7. Moon Buggy Photo: jamesbondmm.co.uk
A one-off Bond special, this futuristic Moon Buggy wasn't actually used in Moonraker, as you might have expected. Instead, it provided a convenient means of escape for the super-spy when he is spotted while spying on Blofield's plans to build a diamond laser satellite in Diamonds Are Forever (1971). Bond finds the buggy on the set of a movie that is being filmed in the same complex and quickly works out its controls, making a nimble get away before he can be apprehended in what has since become another iconic scene from the movie series.
8. Toyota 2000GT Photo: blogtoyota.eu
The Toyota 2000GT was a limited production, two-seat sports car with rear wheel drive produced between 1967 and 1970. It is credited with redefining the Japanese automobile industry in the context of the wider world, showing that the country's manufacturers could produce sleek, high-performance sports cars, as well as the practical, everyday cars previously associated with brands like Toyota. 2000GTs are extremely collectible these days, and have been known to fetch as much as $1.2 million at auction. The car that appears in You Only Live Twice (1967), is actually a Spider (convertible) version - two identical cars were made for the film, and they are the only 2000GT Spiders in existence. In the movie, Bond himself is a passenger rather than the driver - he is rescued by Japanese Bond girl Aki.

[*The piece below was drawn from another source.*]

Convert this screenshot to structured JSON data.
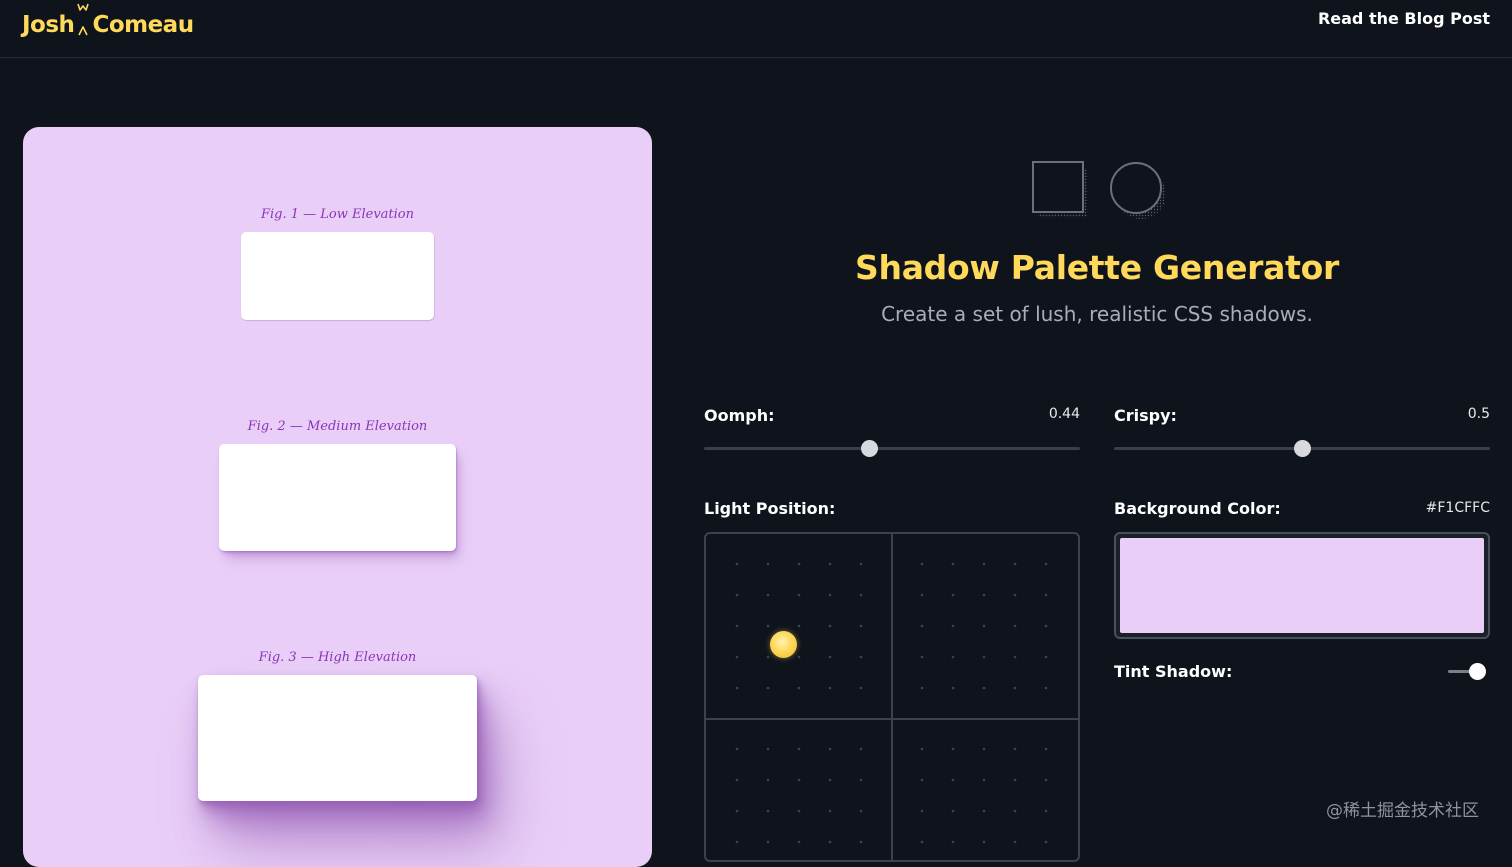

9. Aston Martin V12 Vanquish Photo: James Bond wikia
The most modern of the cars on this list is well worth its inclusion. The beautiful Aston Martin V12 Vanquish was first manufactured between 2001 and 2007, before a new version was introduced in 2012. It boasts a powerful 5935cc engine, and was Bond's main car in Die Another Day (2002). His version featured an extraordinary range of gadgets and weaponry, was rigged with various rockets, had an ejector seat and even an invisibility cloak. It was subsequently voted the third-best car in movie history, after Bond's own DB5 and the Minis from The Italian Job.

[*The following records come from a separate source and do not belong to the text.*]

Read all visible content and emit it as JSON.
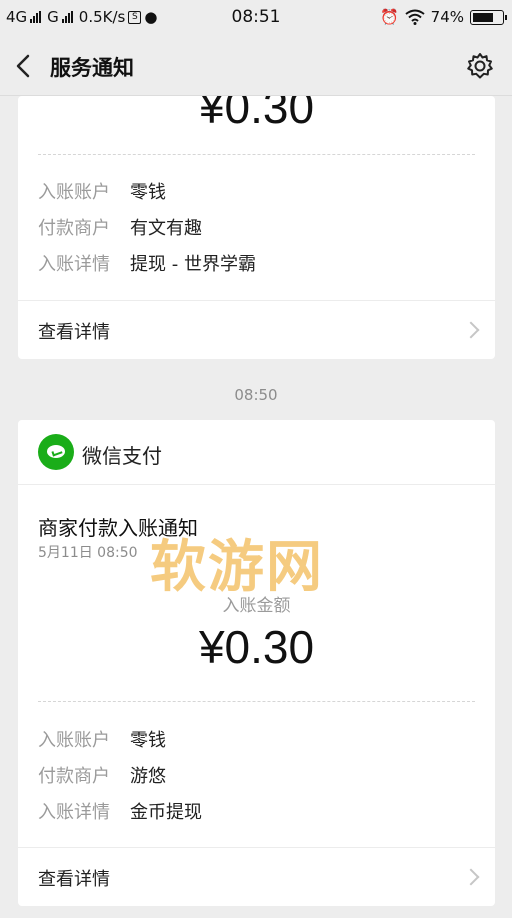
{
  "status_bar": {
    "network1": "4G",
    "network2": "G",
    "speed": "0.5K/s",
    "sim_badge": "S",
    "time": "08:51",
    "battery": "74%",
    "battery_level": 0.74
  },
  "nav": {
    "title": "服务通知",
    "icons": [
      "back-arrow-icon",
      "gear-icon"
    ]
  },
  "card1": {
    "amount": "¥0.30",
    "rows": [
      {
        "label": "入账账户",
        "value": "零钱"
      },
      {
        "label": "付款商户",
        "value": "有文有趣"
      },
      {
        "label": "入账详情",
        "value": "提现 - 世界学霸"
      }
    ],
    "details_label": "查看详情"
  },
  "timestamp": "08:50",
  "card2": {
    "source": "微信支付",
    "title": "商家付款入账通知",
    "date": "5月11日  08:50",
    "amount_label": "入账金额",
    "amount": "¥0.30",
    "rows": [
      {
        "label": "入账账户",
        "value": "零钱"
      },
      {
        "label": "付款商户",
        "value": "游悠"
      },
      {
        "label": "入账详情",
        "value": "金币提现"
      }
    ],
    "details_label": "查看详情"
  },
  "watermark": "软游网",
  "colors": {
    "wechat_green": "#1aad19",
    "watermark": "#f4c36a"
  }
}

10. Ford Mustang Mach 1 Photo: Mustangs Daily
The Mach 1 was a high performance variant of the Mustang manufactured between 1968 and 1969. It featured a 'sportsroof' body and added numerous performance and visually-enhancing elements, such as competition-level suspension, a deluxe interior, modified wheels and a rear spoiler. Bond borrows the car in Diamonds Are Forever (1971), and is pursued through the desert by police in a classic car chase with a memorable climax. Boxed into a narrow street with only a narrow alleyway ahead, Bond leans the car on to two wheels and drives through it, leaving the police trailing behind.